14.    No Liability of Administrator. No member of the Administrator shall be personally liable by reason of any contract or other instrument executed by such member or on his or her behalf in his or her capacity as a member of the Administrator or for any mistake of judgment made in good faith, and the Company shall indemnify and hold harmless each such member and each employee, officer or director of the Company to whom any duty or power relating to the administration or interpretation of the Plan may be allocated or delegated against any cost or expense (including counsel fees) or liability (including any sum paid in settlement of a claim with the approval of the Board) arising out of any act or omission to act in connection with the Plan unless such act arises out of such person’s own fraud or willful misconduct.

15.    Amendment or Termination. The Administrator may, with prospective or retroactive effect, amend, suspend or terminate the Plan or any portion thereof at any time and for any reason; provided, however, that (i) no amendment, suspension, or termination, without the consent of the affected Participant, shall affect adversely any then issued and outstanding Award, and (ii) no amendment or other action that requires stockholder approval in order for the Plan to continue to comply with applicable law, rule or regulation shall be effective unless such amendment or other action shall be approved by the requisite vote of the stockholders of the Company entitled to vote thereon. Notwithstanding any terms of the Plan to the contrary, the Plan may be amended or modified by the Administrator at any time to the extent necessary to prevent noncompliance with Section 409A of the Code.

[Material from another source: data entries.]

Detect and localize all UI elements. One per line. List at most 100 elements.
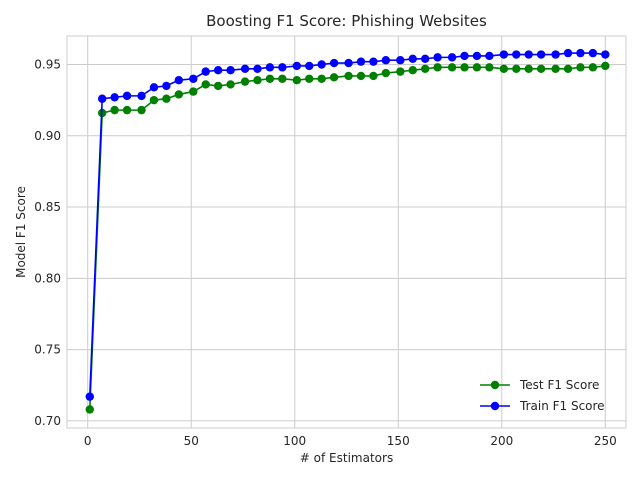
data-point: [110, 93, 119, 102]
y-tick-label: 0.95: [34, 58, 61, 72]
x-tick-label: 150: [387, 434, 410, 448]
data-point: [162, 94, 171, 103]
x-tick-label: 250: [594, 434, 617, 448]
data-point: [189, 87, 198, 96]
data-point: [433, 63, 442, 72]
data-point: [292, 61, 302, 71]
data-point: [149, 95, 159, 105]
data-point: [485, 51, 494, 61]
data-point: [396, 56, 405, 65]
data-point: [551, 64, 560, 73]
legend-marker: [490, 380, 500, 390]
y-axis-label: Model F1 Score: [14, 186, 28, 278]
data-point: [149, 83, 159, 92]
legend: Test F1 Score Train F1 Score: [480, 378, 605, 413]
x-tick-label: 200: [490, 434, 513, 448]
data-point: [524, 50, 533, 59]
data-point: [563, 48, 573, 58]
data-point: [524, 64, 533, 73]
data-point: [240, 77, 250, 86]
legend-label: Train F1 Score: [519, 399, 605, 413]
data-point: [408, 54, 417, 64]
data-point: [137, 105, 146, 115]
data-point: [213, 81, 223, 91]
data-point: [253, 64, 262, 73]
series-line: [88, 52, 606, 397]
data-point: [253, 75, 262, 85]
x-tick-label: 100: [283, 434, 306, 448]
data-point: [174, 75, 183, 85]
y-tick-label: 0.75: [34, 343, 61, 357]
data-point: [110, 105, 119, 115]
data-point: [356, 57, 366, 66]
data-point: [433, 53, 442, 62]
data-point: [499, 64, 509, 73]
ticks: 0 50 100 150 200 250 0.70 0.75 0.80 0.85 0.90 0.95: [34, 58, 616, 448]
data-point: [317, 74, 326, 83]
data-point: [329, 73, 339, 82]
data-point: [344, 71, 353, 81]
data-point: [174, 90, 183, 99]
data-point: [512, 64, 521, 73]
y-tick-label: 0.85: [34, 200, 61, 214]
data-point: [536, 64, 546, 73]
data-point: [292, 75, 302, 85]
series-train: [85, 48, 610, 401]
data-point: [317, 60, 326, 69]
y-tick-label: 0.80: [34, 271, 61, 285]
grid: [67, 36, 626, 428]
data-point: [85, 392, 94, 401]
data-point: [240, 64, 250, 73]
x-tick-label: 0: [84, 434, 92, 448]
data-point: [447, 53, 457, 62]
data-point: [381, 68, 391, 78]
data-point: [122, 105, 132, 115]
data-point: [226, 80, 235, 89]
data-point: [162, 81, 171, 91]
series-line: [88, 65, 606, 410]
data-point: [563, 64, 573, 73]
data-point: [189, 74, 198, 83]
legend-item: Train F1 Score: [480, 399, 605, 413]
data-point: [369, 57, 378, 66]
data-point: [396, 67, 405, 76]
y-tick-label: 0.90: [34, 129, 61, 143]
data-point: [485, 63, 494, 72]
data-point: [601, 50, 610, 59]
data-point: [512, 50, 521, 59]
data-point: [472, 51, 482, 61]
data-point: [588, 63, 598, 72]
data-point: [137, 91, 146, 101]
data-point: [536, 50, 546, 59]
x-axis-label: # of Estimators: [300, 451, 393, 465]
data-point: [265, 63, 275, 72]
data-point: [226, 66, 235, 75]
data-point: [551, 50, 560, 59]
data-point: [447, 63, 457, 72]
y-tick-label: 0.70: [34, 414, 61, 428]
data-point: [408, 66, 417, 75]
data-point: [460, 51, 469, 61]
legend-marker: [490, 401, 500, 411]
data-point: [305, 61, 314, 71]
data-point: [213, 66, 223, 75]
legend-label: Test F1 Score: [519, 378, 599, 392]
data-point: [576, 48, 585, 58]
data-point: [499, 50, 509, 59]
data-point: [305, 74, 314, 83]
data-point: [356, 71, 366, 81]
data-point: [460, 63, 469, 72]
data-point: [329, 58, 339, 68]
data-point: [472, 63, 482, 72]
data-point: [85, 405, 94, 414]
data-point: [369, 71, 378, 81]
chart-title: Boosting F1 Score: Phishing Websites: [206, 12, 487, 30]
data-point: [201, 67, 210, 76]
data-point: [588, 48, 598, 58]
series-layer: [85, 48, 610, 414]
data-point: [278, 63, 287, 72]
x-tick-label: 50: [184, 434, 199, 448]
data-point: [97, 94, 107, 103]
data-point: [381, 56, 391, 65]
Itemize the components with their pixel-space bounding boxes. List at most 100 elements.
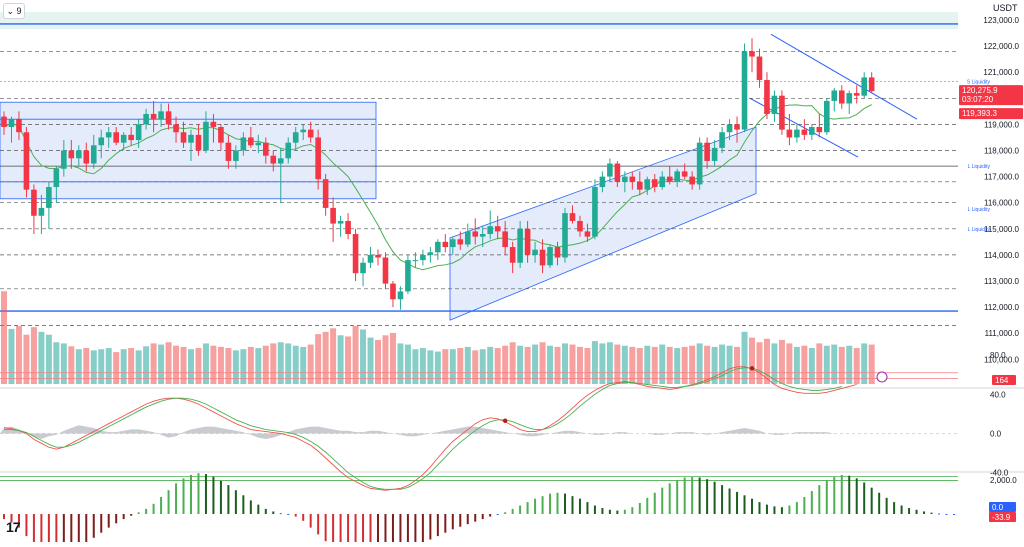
volume-bar xyxy=(173,345,180,384)
volume-tag-label: 164 xyxy=(995,376,1009,385)
candle-body xyxy=(248,137,254,146)
macd-bar xyxy=(406,514,409,547)
symbol-menu-button[interactable]: ⌄ 9 xyxy=(3,3,25,19)
candle-body xyxy=(61,150,67,169)
macd-bar xyxy=(556,492,559,514)
candle-body xyxy=(517,228,523,263)
volume-bar xyxy=(247,346,254,384)
volume-bar xyxy=(180,346,187,384)
candle-body xyxy=(270,155,277,164)
volume-bar xyxy=(726,345,733,384)
ascending-channel xyxy=(449,126,757,321)
volume-bar xyxy=(419,348,426,384)
macd-bar xyxy=(631,507,634,514)
macd-bar xyxy=(593,505,596,514)
macd-bar xyxy=(399,514,402,547)
candle-body xyxy=(666,176,673,182)
candle-body xyxy=(330,207,336,224)
macd-bar xyxy=(623,509,626,514)
macd-bar xyxy=(279,513,282,515)
candle-body xyxy=(457,239,464,245)
volume-bar xyxy=(442,349,449,384)
price-tick-label: 110,000.0 xyxy=(984,355,1020,364)
candle-body xyxy=(622,176,628,182)
candle-body xyxy=(644,179,651,190)
candle-body xyxy=(539,249,546,266)
macd-bar xyxy=(736,491,739,514)
macd-bar xyxy=(504,512,507,514)
moving-average-line xyxy=(3,104,872,271)
candle-body xyxy=(135,124,142,141)
volume-bar xyxy=(457,348,464,384)
macd-bar xyxy=(893,502,896,514)
macd-bar xyxy=(653,492,656,514)
volume-bar xyxy=(150,343,157,384)
volume-bar xyxy=(217,346,224,384)
macd-bar xyxy=(85,514,88,543)
macd-bar xyxy=(414,514,417,547)
candle-body xyxy=(23,132,30,190)
oscillator-histogram xyxy=(0,425,842,439)
price-tick-label: 116,000.0 xyxy=(984,199,1020,208)
volume-bar xyxy=(853,348,860,384)
volume-bar xyxy=(8,328,15,384)
candle-body xyxy=(68,150,75,159)
volume-bar xyxy=(404,344,411,384)
candle-body xyxy=(38,207,45,216)
price-tick-label: 111,000.0 xyxy=(985,329,1020,338)
candle-body xyxy=(435,241,441,253)
candle-body xyxy=(337,220,344,224)
macd-bar xyxy=(175,483,178,514)
macd-bar xyxy=(661,487,664,514)
volume-bar xyxy=(808,348,815,384)
volume-bar xyxy=(591,341,598,384)
volume-bar xyxy=(741,331,748,384)
volume-bar xyxy=(232,350,239,384)
price-tick-label: 115,000.0 xyxy=(984,225,1020,234)
volume-bar xyxy=(599,343,606,384)
macd-bar xyxy=(219,480,222,514)
macd-bar xyxy=(571,496,574,514)
volume-bar xyxy=(382,335,389,384)
volume-bar xyxy=(23,334,30,384)
candle-body xyxy=(263,142,269,156)
candle-body xyxy=(689,176,695,185)
macd-bar xyxy=(511,508,514,514)
candle-body xyxy=(607,163,613,177)
macd-bar xyxy=(691,476,694,514)
volume-bar xyxy=(345,336,352,384)
volume-bar xyxy=(861,343,868,384)
candle-body xyxy=(105,132,112,138)
candle-body xyxy=(98,137,105,146)
macd-bar xyxy=(160,497,163,514)
macd-bar xyxy=(780,507,783,514)
macd-bar xyxy=(930,512,933,514)
macd-bar xyxy=(923,511,926,514)
candle-body xyxy=(734,124,740,130)
macd-bar xyxy=(840,474,843,514)
macd-bar xyxy=(683,477,686,514)
volume-bar xyxy=(831,344,838,384)
macd-bar xyxy=(638,502,641,514)
volume-bar xyxy=(367,337,374,384)
volume-bar xyxy=(375,339,381,384)
macd-bar xyxy=(751,498,753,514)
macd-bar xyxy=(234,490,237,514)
volume-bar xyxy=(569,344,576,384)
macd-bar xyxy=(115,514,118,524)
candle-body xyxy=(31,189,37,216)
candle-body xyxy=(352,234,359,274)
macd-value-tag xyxy=(989,502,1016,512)
candle-body xyxy=(120,134,127,143)
macd-bar xyxy=(586,502,589,514)
macd-bar xyxy=(436,514,439,537)
macd-bar xyxy=(825,480,828,514)
volume-bar xyxy=(704,345,711,384)
macd-bar xyxy=(952,514,955,515)
volume-bar xyxy=(75,349,82,384)
macd-bar xyxy=(182,478,185,514)
descending-channel-line xyxy=(770,33,918,120)
candle-body xyxy=(233,150,239,161)
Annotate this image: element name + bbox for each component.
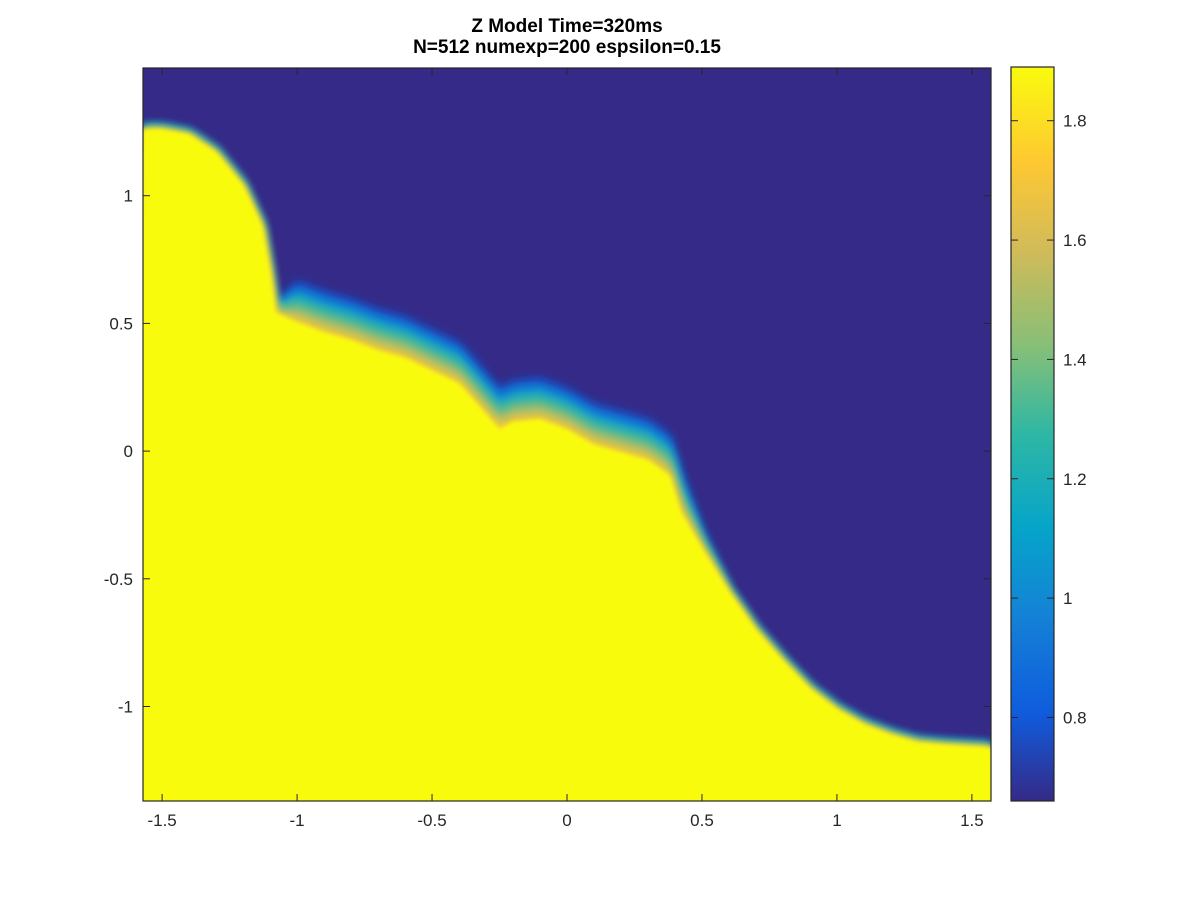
colorbar-tick-label: 0.8 bbox=[1063, 708, 1087, 727]
x-tick-label: 1.5 bbox=[960, 811, 984, 830]
x-tick-label: -1 bbox=[290, 811, 305, 830]
y-tick-label: -1 bbox=[118, 698, 133, 717]
colorbar-tick-label: 1.8 bbox=[1063, 112, 1087, 131]
x-tick-label: -0.5 bbox=[417, 811, 446, 830]
colorbar-tick-label: 1.4 bbox=[1063, 350, 1087, 369]
colorbar-tick-label: 1.2 bbox=[1063, 470, 1087, 489]
high-value-region bbox=[143, 129, 991, 801]
y-tick-label: 1 bbox=[124, 187, 133, 206]
y-tick-label: 0.5 bbox=[109, 314, 133, 333]
x-tick-label: 0.5 bbox=[690, 811, 714, 830]
colorbar-tick-label: 1.6 bbox=[1063, 231, 1087, 250]
x-tick-label: -1.5 bbox=[147, 811, 176, 830]
chart-title-line-1: Z Model Time=320ms bbox=[471, 16, 662, 37]
chart-title-line-2: N=512 numexp=200 espsilon=0.15 bbox=[413, 37, 721, 58]
colorbar-tick-label: 1 bbox=[1063, 589, 1072, 608]
x-tick-label: 1 bbox=[832, 811, 841, 830]
heatmap-plot-area bbox=[143, 68, 991, 801]
x-tick-label: 0 bbox=[562, 811, 571, 830]
x-axis: -1.5 -1 -0.5 0 0.5 1 1.5 bbox=[147, 68, 984, 830]
y-axis: -1 -0.5 0 0.5 1 bbox=[104, 187, 991, 717]
colorbar-gradient bbox=[1011, 67, 1054, 801]
colorbar-frame bbox=[1010, 66, 1055, 802]
y-tick-label: 0 bbox=[124, 442, 133, 461]
colorbar-axis: 0.8 1 1.2 1.4 1.6 1.8 bbox=[1011, 112, 1087, 727]
y-tick-label: -0.5 bbox=[104, 570, 133, 589]
interface-layers bbox=[143, 126, 991, 801]
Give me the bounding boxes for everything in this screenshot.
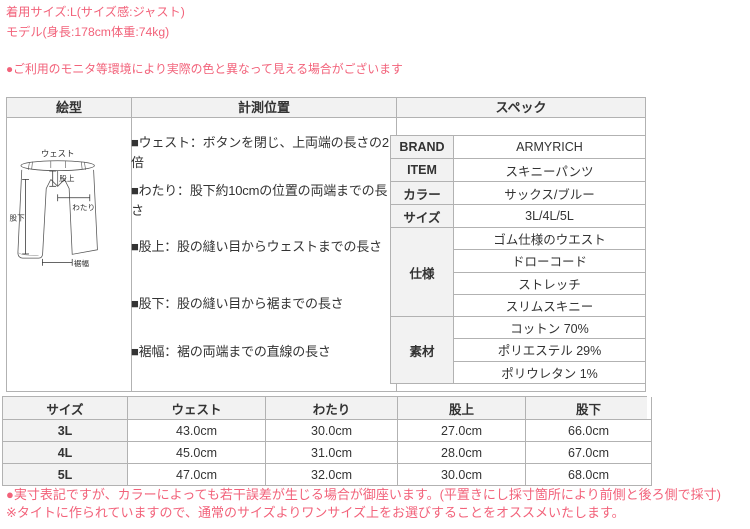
svg-text:わたり: わたり xyxy=(72,203,95,212)
svg-text:裾幅: 裾幅 xyxy=(74,258,90,268)
svg-text:股下: 股下 xyxy=(10,214,26,223)
svg-text:股上: 股上 xyxy=(59,174,75,183)
svg-text:ウェスト: ウェスト xyxy=(41,149,75,159)
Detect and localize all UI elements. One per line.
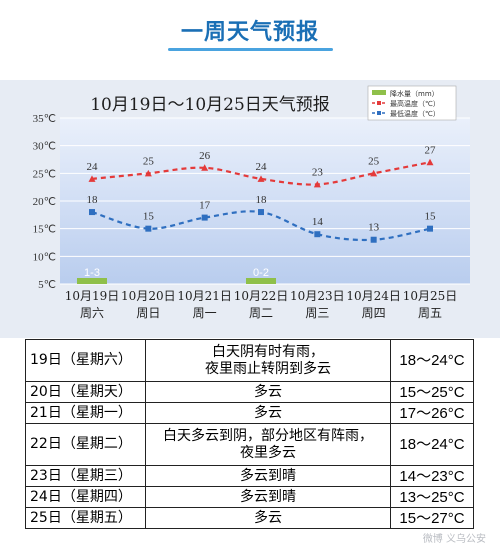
y-tick-label: 30℃	[33, 141, 56, 153]
data-label-low: 14	[312, 216, 324, 228]
cell-weather: 白天阴有时有雨， 夜里雨止转阴到多云	[145, 339, 391, 382]
cell-date: 19日（星期六）	[25, 339, 146, 382]
x-tick-weekday: 周三	[305, 306, 329, 320]
x-tick-date: 10月21日	[177, 289, 232, 303]
cell-temp: 15～25°C	[390, 381, 474, 403]
watermark: 微博 义乌公安	[422, 534, 486, 545]
forecast-row: 21日（星期一） 多云 17～26°C	[25, 402, 474, 424]
legend-swatch	[372, 90, 386, 95]
chart-title: 10月19日～10月25日天气预报	[90, 95, 330, 115]
cell-temp: 17～26°C	[390, 402, 474, 424]
legend-label: 最高温度（℃）	[390, 99, 440, 108]
cell-date: 24日（星期四）	[25, 486, 146, 508]
data-label-high: 23	[312, 166, 324, 178]
data-point-high	[370, 169, 378, 177]
forecast-row: 23日（星期三） 多云到晴 14～23°C	[25, 465, 474, 487]
data-label-high: 24	[256, 161, 268, 173]
cell-date: 21日（星期一）	[25, 402, 146, 424]
page-title: 一周天气预报	[180, 20, 319, 45]
legend-label: 最低温度（℃）	[390, 109, 440, 118]
cell-weather: 多云	[145, 402, 391, 424]
forecast-row: 22日（星期二） 白天多云到阴，部分地区有阵雨， 夜里多云 18～24°C	[25, 423, 474, 466]
y-tick-label: 5℃	[38, 279, 56, 291]
data-point-high	[426, 158, 434, 166]
chart-legend: 降水量（mm）最高温度（℃）最低温度（℃）	[367, 85, 457, 121]
data-label-high: 26	[199, 150, 211, 162]
cell-date: 20日（星期天）	[25, 381, 146, 403]
data-point-low	[258, 209, 264, 216]
y-tick-label: 25℃	[33, 168, 56, 180]
x-tick-date: 10月24日	[346, 289, 401, 303]
legend-marker	[377, 101, 381, 105]
data-label-low: 15	[143, 211, 155, 223]
cell-weather: 多云到晴	[145, 486, 391, 508]
cell-weather: 多云	[145, 381, 391, 403]
cell-date: 22日（星期二）	[25, 423, 146, 466]
cell-weather: 多云	[145, 507, 391, 529]
precipitation-bars: 1-3 0-2	[77, 267, 276, 284]
data-point-low	[370, 236, 377, 243]
data-label-high: 25	[368, 155, 380, 167]
data-point-high	[257, 175, 265, 182]
cell-temp: 13～25°C	[390, 486, 474, 508]
data-point-high	[144, 169, 152, 177]
precipitation-bar	[77, 278, 107, 284]
data-point-low	[201, 214, 208, 221]
legend-label: 降水量（mm）	[390, 89, 439, 98]
forecast-row: 20日（星期天） 多云 15～25°C	[25, 381, 474, 403]
temperature-chart: 10月19日～10月25日天气预报 35℃ 30℃ 25℃ 20℃ 15℃ 10℃ 5℃ 1…	[33, 85, 470, 320]
data-label-low: 15	[425, 211, 437, 223]
cell-date: 25日（星期五）	[25, 507, 146, 529]
cell-temp: 15～27°C	[390, 507, 474, 529]
x-tick-date: 10月23日	[290, 289, 345, 303]
cell-temp: 14～23°C	[390, 465, 474, 487]
data-point-low	[427, 225, 433, 232]
x-tick-date: 10月19日	[65, 289, 120, 303]
precipitation-label: 1-3	[84, 267, 100, 279]
temperature-series: 24 25 26 24 23 25 27 18 15 17 18 14 13 15	[87, 144, 437, 243]
forecast-table: 19日（星期六） 白天阴有时有雨， 夜里雨止转阴到多云 18～24°C 20日（星期天…	[25, 339, 474, 529]
y-tick-label: 10℃	[33, 251, 56, 263]
legend-marker	[377, 111, 381, 115]
title-underline	[168, 48, 333, 51]
cell-weather: 多云到晴	[145, 465, 391, 487]
cell-temp: 18～24°C	[390, 423, 474, 466]
x-tick-date: 10月25日	[403, 289, 458, 303]
data-label-low: 18	[87, 194, 99, 206]
x-tick-weekday: 周五	[418, 306, 442, 320]
precipitation-bar	[246, 278, 276, 284]
data-label-low: 18	[256, 194, 268, 206]
x-tick-weekday: 周六	[80, 306, 104, 320]
x-tick-date: 10月22日	[234, 289, 289, 303]
data-label-high: 27	[425, 144, 437, 156]
forecast-row: 19日（星期六） 白天阴有时有雨， 夜里雨止转阴到多云 18～24°C	[25, 339, 474, 382]
data-label-low: 13	[368, 222, 380, 234]
data-point-low	[314, 231, 321, 238]
x-tick-weekday: 周四	[362, 306, 386, 320]
forecast-row: 24日（星期四） 多云到晴 13～25°C	[25, 486, 474, 508]
precipitation-label: 0-2	[253, 267, 269, 279]
data-point-low	[145, 225, 152, 232]
y-axis-ticks: 35℃ 30℃ 25℃ 20℃ 15℃ 10℃ 5℃	[33, 113, 56, 291]
data-label-high: 24	[87, 161, 99, 173]
cell-temp: 18～24°C	[390, 339, 474, 382]
x-tick-weekday: 周一	[193, 306, 217, 320]
x-tick-weekday: 周日	[136, 306, 160, 320]
data-point-high	[313, 180, 321, 188]
y-tick-label: 15℃	[33, 224, 56, 236]
cell-weather: 白天多云到阴，部分地区有阵雨， 夜里多云	[145, 423, 391, 466]
y-tick-label: 35℃	[33, 113, 56, 125]
data-point-high	[201, 164, 209, 171]
forecast-row: 25日（星期五） 多云 15～27°C	[25, 507, 474, 529]
data-point-high	[88, 175, 96, 182]
data-label-high: 25	[143, 155, 155, 167]
y-tick-label: 20℃	[33, 196, 56, 208]
data-label-low: 17	[199, 200, 211, 212]
data-point-low	[89, 209, 95, 216]
x-tick-weekday: 周二	[249, 306, 273, 320]
cell-date: 23日（星期三）	[25, 465, 146, 487]
x-tick-date: 10月20日	[121, 289, 176, 303]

16.    Captions. The captions preceding the sections of the Plan have been inserted solely as a matter of convenience and shall not in any manner define or limit the scope or intent of any provision of the Plan.

17.    Governing Law. The Plan and all rights thereunder shall be governed by and construed in accordance with the laws of the State of Delaware applicable to contracts made and to be performed entirely within such State, without reference to conflict of laws principles.

18.    Severability. In the event that any provision of the Plan shall be held illegal or invalid for any reason, such illegality or invalidity shall not affect the remaining parts of the Plan, and the Plan shall be construed and enforced as if the illegal or invalid provision had not been included.

19.     Effective Date. The Plan was originally effective as of March 2, 2015, and is hereby amended and restated effective on the Restatement Date. Notwithstanding any provision of the Plan to the contrary, the amendment and restatement of the Plan as set forth herein is subject to, and conditioned on, the consummation of the transactions contemplated by the Investment Agreement, dated as of May 20, 2020, by and among the Company and the Investors (as defined in the Investment Agreement).